Still early-stage: slower, иногда глючит, and not ideal for sensitive data.
But the shift is clear — AI isn’t just assisting anymore. It’s doing the work.
🎬 IMAX isn’t sharper — it’s bigger
The new Dune: Part Three trailer shows a clear IMAX vs standard difference. And it’s not just quality — it’s aspect ratio.
Regular cinema uses wide formats (16:9+), while IMAX goes near-square (1.43:1), showing way more image vertically. The standard version is basically a cropped IMAX frame.
Side-by-side, the difference is obvious: IMAX feels масштабнее, regular feels trimmed.
Release date: December 18. This is one you watch in IMAX.
🕷 Spider-Man is back — and it’s darker now
The first trailer for “Brand New Day” with Tom Holland just dropped — and the tone has shifted. Set 4 years after No Way Home, the world has forgotten Peter Parker… and he’s on his own again.
Less multiverse chaos, more street-level crime and grounded struggles. Marvel seems to be taking Spidey back to his roots — but with higher stakes.
Release date: July 31, 2026. A fresh start begins.
🖱 AirPods turned into a vintage Mac mouse
Spigen dropped the Classic LS case for AirPods Pro 3, styled like an old-school Macintosh mouse. Straight out of 1984 vibes.

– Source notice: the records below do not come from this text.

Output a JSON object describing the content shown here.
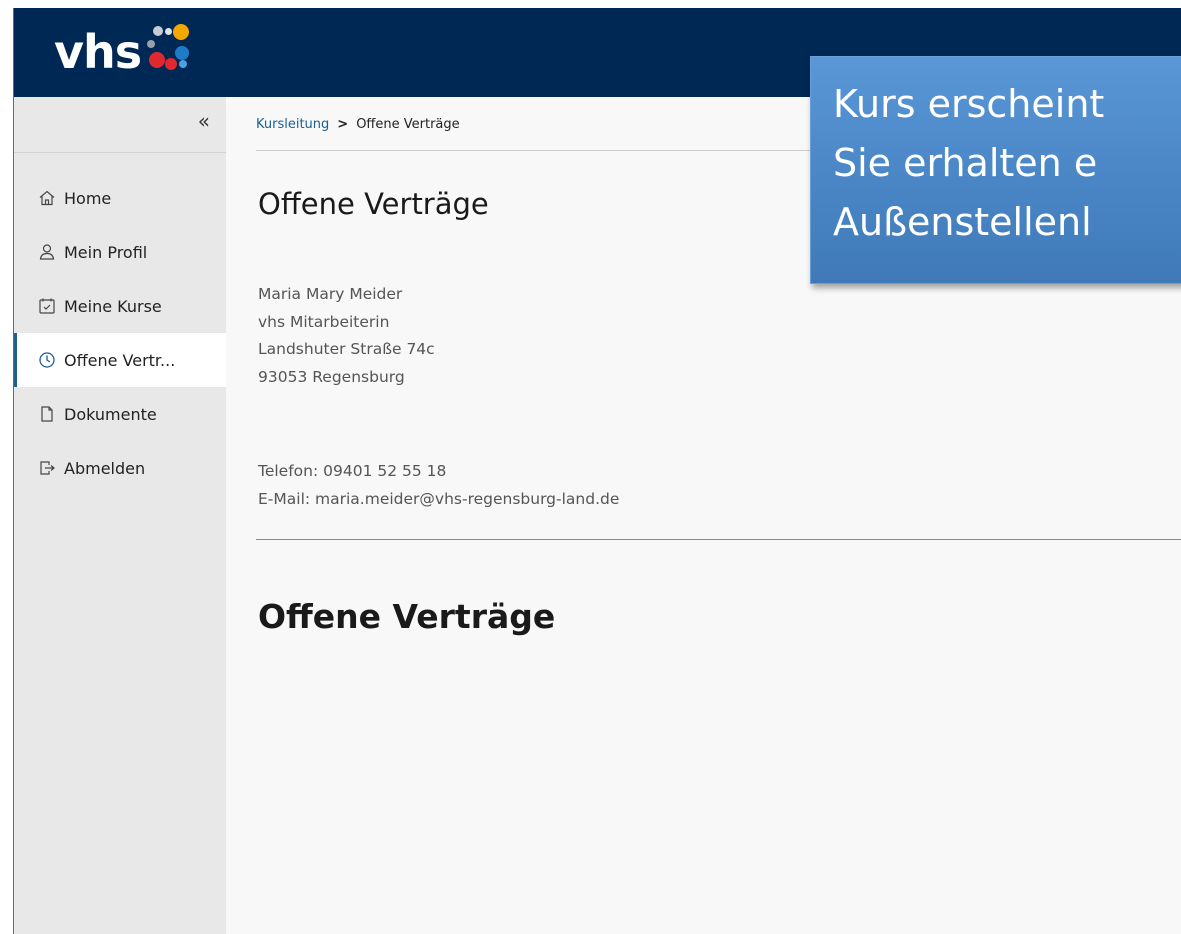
{
  "header": {
    "logo_text": "vhs"
  },
  "sidebar": {
    "collapse_label": "«",
    "items": [
      {
        "label": "Home",
        "icon": "home-icon"
      },
      {
        "label": "Mein Profil",
        "icon": "user-icon"
      },
      {
        "label": "Meine Kurse",
        "icon": "calendar-check-icon"
      },
      {
        "label": "Offene Vertr...",
        "icon": "clock-icon",
        "active": true
      },
      {
        "label": "Dokumente",
        "icon": "document-icon"
      },
      {
        "label": "Abmelden",
        "icon": "logout-icon"
      }
    ]
  },
  "breadcrumb": {
    "parent": "Kursleitung",
    "separator": ">",
    "current": "Offene Verträge"
  },
  "main": {
    "title": "Offene Verträge",
    "address": {
      "name": "Maria Mary Meider",
      "role": "vhs Mitarbeiterin",
      "street": "Landshuter Straße 74c",
      "city": "93053 Regensburg"
    },
    "contact": {
      "phone": "Telefon: 09401 52 55 18",
      "email": "E-Mail: maria.meider@vhs-regensburg-land.de"
    },
    "section_title": "Offene Verträge"
  },
  "callout": {
    "line1": "Kurs erscheint",
    "line2": "Sie erhalten e",
    "line3": "Außenstellenl"
  },
  "colors": {
    "header_bg": "#002855",
    "sidebar_bg": "#e8e8e8",
    "active_indicator": "#1f5f8b",
    "link": "#1a5f95",
    "callout_bg": "#4a86c6"
  }
}
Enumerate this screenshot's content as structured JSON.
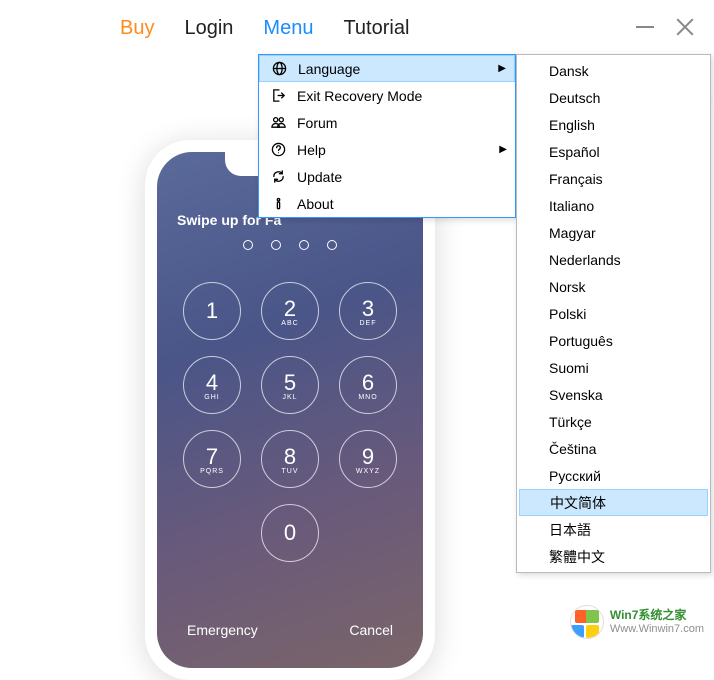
{
  "nav": {
    "buy": "Buy",
    "login": "Login",
    "menu": "Menu",
    "tutorial": "Tutorial"
  },
  "phone": {
    "swipe_text": "Swipe up for Fa",
    "keys": [
      {
        "num": "1",
        "ltr": ""
      },
      {
        "num": "2",
        "ltr": "ABC"
      },
      {
        "num": "3",
        "ltr": "DEF"
      },
      {
        "num": "4",
        "ltr": "GHI"
      },
      {
        "num": "5",
        "ltr": "JKL"
      },
      {
        "num": "6",
        "ltr": "MNO"
      },
      {
        "num": "7",
        "ltr": "PQRS"
      },
      {
        "num": "8",
        "ltr": "TUV"
      },
      {
        "num": "9",
        "ltr": "WXYZ"
      },
      {
        "num": "0",
        "ltr": ""
      }
    ],
    "emergency": "Emergency",
    "cancel": "Cancel"
  },
  "menu": {
    "items": [
      {
        "label": "Language",
        "icon": "globe",
        "arrow": true,
        "highlight": true
      },
      {
        "label": "Exit Recovery Mode",
        "icon": "exit",
        "arrow": false,
        "highlight": false
      },
      {
        "label": "Forum",
        "icon": "users",
        "arrow": false,
        "highlight": false
      },
      {
        "label": "Help",
        "icon": "help",
        "arrow": true,
        "highlight": false
      },
      {
        "label": "Update",
        "icon": "refresh",
        "arrow": false,
        "highlight": false
      },
      {
        "label": "About",
        "icon": "info",
        "arrow": false,
        "highlight": false
      }
    ]
  },
  "languages": [
    {
      "label": "Dansk",
      "highlight": false
    },
    {
      "label": "Deutsch",
      "highlight": false
    },
    {
      "label": "English",
      "highlight": false
    },
    {
      "label": "Español",
      "highlight": false
    },
    {
      "label": "Français",
      "highlight": false
    },
    {
      "label": "Italiano",
      "highlight": false
    },
    {
      "label": "Magyar",
      "highlight": false
    },
    {
      "label": "Nederlands",
      "highlight": false
    },
    {
      "label": "Norsk",
      "highlight": false
    },
    {
      "label": "Polski",
      "highlight": false
    },
    {
      "label": "Português",
      "highlight": false
    },
    {
      "label": "Suomi",
      "highlight": false
    },
    {
      "label": "Svenska",
      "highlight": false
    },
    {
      "label": "Türkçe",
      "highlight": false
    },
    {
      "label": "Čeština",
      "highlight": false
    },
    {
      "label": "Русский",
      "highlight": false
    },
    {
      "label": "中文简体",
      "highlight": true
    },
    {
      "label": "日本語",
      "highlight": false
    },
    {
      "label": "繁體中文",
      "highlight": false
    }
  ],
  "watermark": {
    "line1": "Win7系统之家",
    "line2": "Www.Winwin7.com"
  }
}
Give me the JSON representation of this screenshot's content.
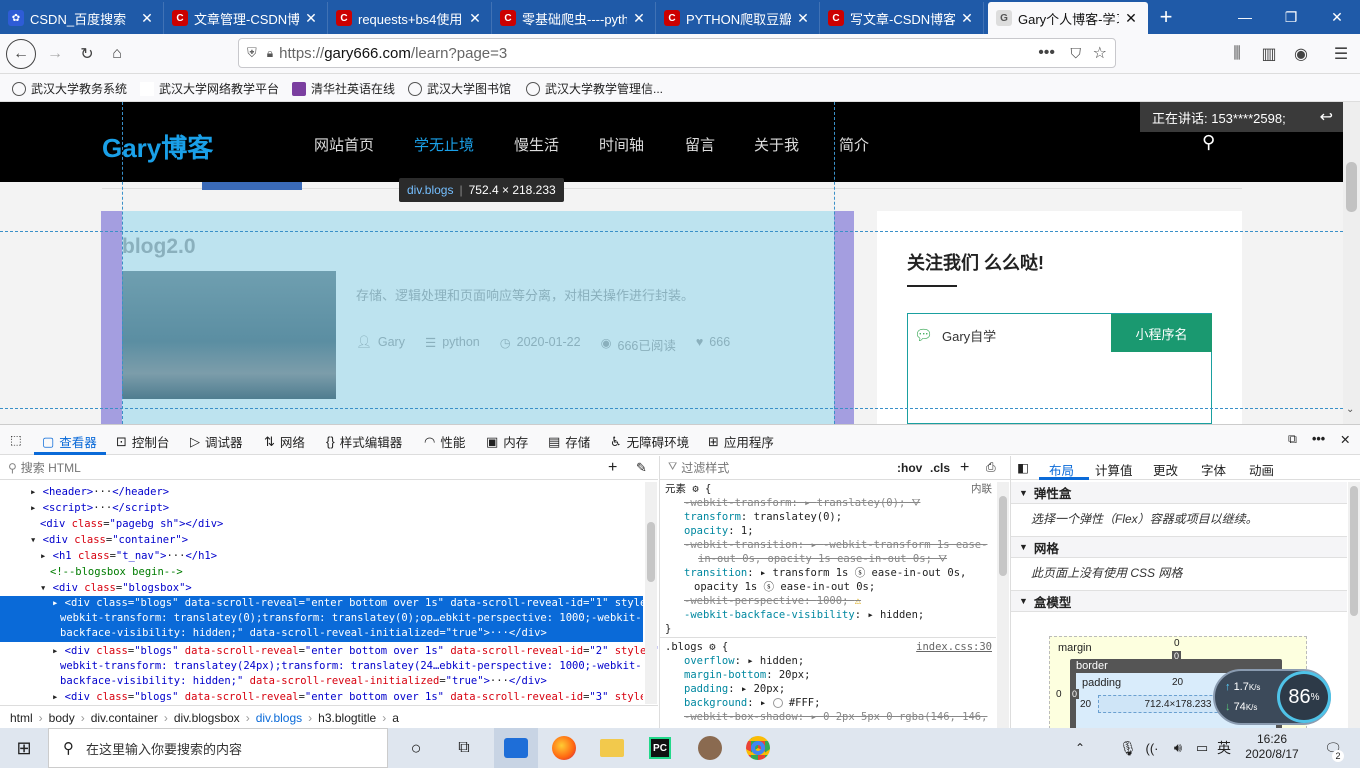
{
  "tabs": [
    {
      "title": "CSDN_百度搜索",
      "fav_color": "#2e5cd6",
      "fav_glyph": "✿"
    },
    {
      "title": "文章管理-CSDN博客",
      "fav_color": "#c00",
      "fav_glyph": "C"
    },
    {
      "title": "requests+bs4使用",
      "fav_color": "#c00",
      "fav_glyph": "C"
    },
    {
      "title": "零基础爬虫----pyth",
      "fav_color": "#c00",
      "fav_glyph": "C"
    },
    {
      "title": "PYTHON爬取豆瓣电",
      "fav_color": "#c00",
      "fav_glyph": "C"
    },
    {
      "title": "写文章-CSDN博客",
      "fav_color": "#c00",
      "fav_glyph": "C"
    },
    {
      "title": "Gary个人博客-学习",
      "fav_color": "#ddd",
      "fav_glyph": "G"
    }
  ],
  "new_tab": "+",
  "url": {
    "prefix": "https://",
    "host": "gary666.com",
    "path": "/learn?page=3"
  },
  "bookmarks": [
    "武汉大学教务系统",
    "武汉大学网络教学平台",
    "清华社英语在线",
    "武汉大学图书馆",
    "武汉大学教学管理信..."
  ],
  "site": {
    "logo": "Gary博客",
    "menu": [
      "网站首页",
      "学无止境",
      "慢生活",
      "时间轴",
      "留言",
      "关于我",
      "简介"
    ],
    "active_menu": 1,
    "speaking": "正在讲话: 153****2598;",
    "blog": {
      "title": "blog2.0",
      "desc": "存储、逻辑处理和页面响应等分离，对相关操作进行封装。",
      "author": "Gary",
      "category": "python",
      "date": "2020-01-22",
      "views": "666已阅读",
      "likes": "666"
    },
    "sidebar": {
      "heading": "关注我们 么么哒!",
      "tab1": "Gary自学",
      "tab2": "小程序名"
    },
    "tooltip": {
      "selector": "div.blogs",
      "size": "752.4 × 218.233"
    }
  },
  "devtools": {
    "tabs": [
      "查看器",
      "控制台",
      "调试器",
      "网络",
      "样式编辑器",
      "性能",
      "内存",
      "存储",
      "无障碍环境",
      "应用程序"
    ],
    "search_placeholder": "搜索 HTML",
    "filter_placeholder": "过滤样式",
    "hov": ":hov",
    "cls": ".cls",
    "layout_tabs": [
      "布局",
      "计算值",
      "更改",
      "字体",
      "动画"
    ],
    "breadcrumb": [
      "html",
      "body",
      "div.container",
      "div.blogsbox",
      "div.blogs",
      "h3.blogtitle",
      "a"
    ],
    "flex_title": "弹性盒",
    "flex_desc": "选择一个弹性（Flex）容器或项目以继续。",
    "grid_title": "网格",
    "grid_desc": "此页面上没有使用 CSS 网格",
    "box_title": "盒模型",
    "box": {
      "margin": "margin",
      "border": "border",
      "padding": "padding",
      "m_top": "0",
      "b_top": "0",
      "p_top": "20",
      "left0": "0",
      "left_b": "0",
      "p_left": "20",
      "content": "712.4×178.233"
    },
    "element_label": "元素",
    "inline_label": "内联",
    "blogs_rule": ".blogs",
    "blogs_src": "index.css:30",
    "net": {
      "up": "1.7",
      "down": "74",
      "unit": "K/s",
      "pct": "86"
    }
  },
  "taskbar": {
    "search": "在这里输入你要搜索的内容",
    "time": "16:26",
    "date": "2020/8/17",
    "lang": "英",
    "notif": "2"
  }
}
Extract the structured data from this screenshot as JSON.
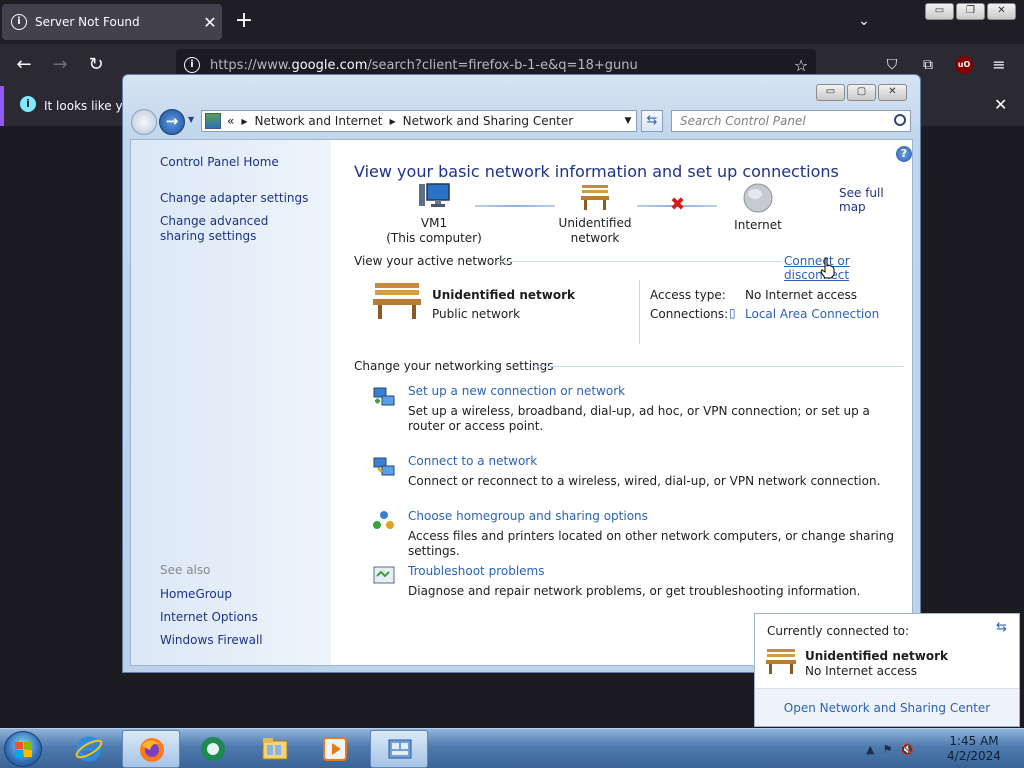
{
  "firefox": {
    "tab_title": "Server Not Found",
    "url_prefix": "https://www.",
    "url_domain": "google.com",
    "url_rest": "/search?client=firefox-b-1-e&q=18+gunu",
    "notice_text": "It looks like you",
    "icons": [
      "info-icon",
      "close-icon",
      "plus-icon",
      "chevron-down-icon",
      "back-arrow-icon",
      "forward-arrow-icon",
      "reload-icon",
      "star-icon",
      "pocket-icon",
      "extensions-icon",
      "ublock-icon",
      "menu-icon"
    ]
  },
  "control_panel": {
    "breadcrumb": {
      "prefix": "«",
      "items": [
        "Network and Internet",
        "Network and Sharing Center"
      ]
    },
    "search_placeholder": "Search Control Panel",
    "sidebar": {
      "links": [
        "Control Panel Home",
        "Change adapter settings",
        "Change advanced sharing settings"
      ],
      "see_also_label": "See also",
      "see_also": [
        "HomeGroup",
        "Internet Options",
        "Windows Firewall"
      ]
    },
    "title": "View your basic network information and set up connections",
    "see_full_map": "See full map",
    "network_map": {
      "computer_name": "VM1",
      "computer_sub": "(This computer)",
      "network_label": "Unidentified network",
      "internet_label": "Internet"
    },
    "active_networks_label": "View your active networks",
    "connect_or_disconnect": "Connect or disconnect",
    "active_network": {
      "name": "Unidentified network",
      "category": "Public network",
      "access_type_label": "Access type:",
      "access_type_value": "No Internet access",
      "connections_label": "Connections:",
      "connections_value": "Local Area Connection"
    },
    "change_settings_label": "Change your networking settings",
    "tasks": [
      {
        "title": "Set up a new connection or network",
        "desc": "Set up a wireless, broadband, dial-up, ad hoc, or VPN connection; or set up a router or access point.",
        "icon": "new-connection-icon"
      },
      {
        "title": "Connect to a network",
        "desc": "Connect or reconnect to a wireless, wired, dial-up, or VPN network connection.",
        "icon": "connect-network-icon"
      },
      {
        "title": "Choose homegroup and sharing options",
        "desc": "Access files and printers located on other network computers, or change sharing settings.",
        "icon": "homegroup-icon"
      },
      {
        "title": "Troubleshoot problems",
        "desc": "Diagnose and repair network problems, or get troubleshooting information.",
        "icon": "troubleshoot-icon"
      }
    ]
  },
  "popup": {
    "header": "Currently connected to:",
    "network_name": "Unidentified network",
    "network_status": "No Internet access",
    "footer_link": "Open Network and Sharing Center"
  },
  "taskbar": {
    "items": [
      "internet-explorer-icon",
      "firefox-icon",
      "media-center-icon",
      "windows-explorer-icon",
      "media-player-icon",
      "control-panel-icon"
    ],
    "time": "1:45 AM",
    "date": "4/2/2024"
  }
}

The fun part — a clickable button that opens the case like a real mouse. And yes, MagSafe and wireless charging still work.
There’s also a matching MagSafe wallet for full retro aesthetics. Price: $45 for the case, $40 for the wallet.
Apple’s 50th anniversary isn’t here yet — but the nostalgia already is.
🎬 Super Bowl LX: trailers and ads worth watching
Super Bowl once again flexed pop culture. The biggest surprise — The Adventures of Cliff Booth, a sequel to Once Upon a Time in Hollywood. Written by Tarantino, directed by David Fincher, with Brad Pitt back. Rumors say Netflix this year.
SpaceX aired its first Super Bowl ad — pure Starlink, no rockets. Minions & Monsters goes full chaos: Minions try to summon Cthulhu (July 1 release). Uber Eats brings McConaughey and Cooper questioning if football exists just to sell food. Pepsi lands a clean jab at Coke with a white bear, Taika Waititi, and zero AI.
🤖 Atlas learned to flip — after crashing first
Boston Dynamics released footage of Atlas nailing a run-up roundoff into a backflip, plus the wipeouts along the way. Real training, real falls.
It’s the final stress test of the research Atlas. The secret sauce is zero-shot transfer: train in simulation, deploy to hardware without tuning. Hence the flips—and the natural gait.
Production Atlas is coming: 56 DoF, tactile hands. Hyundai plans factory deployment by 2028, assembly tasks by 2030.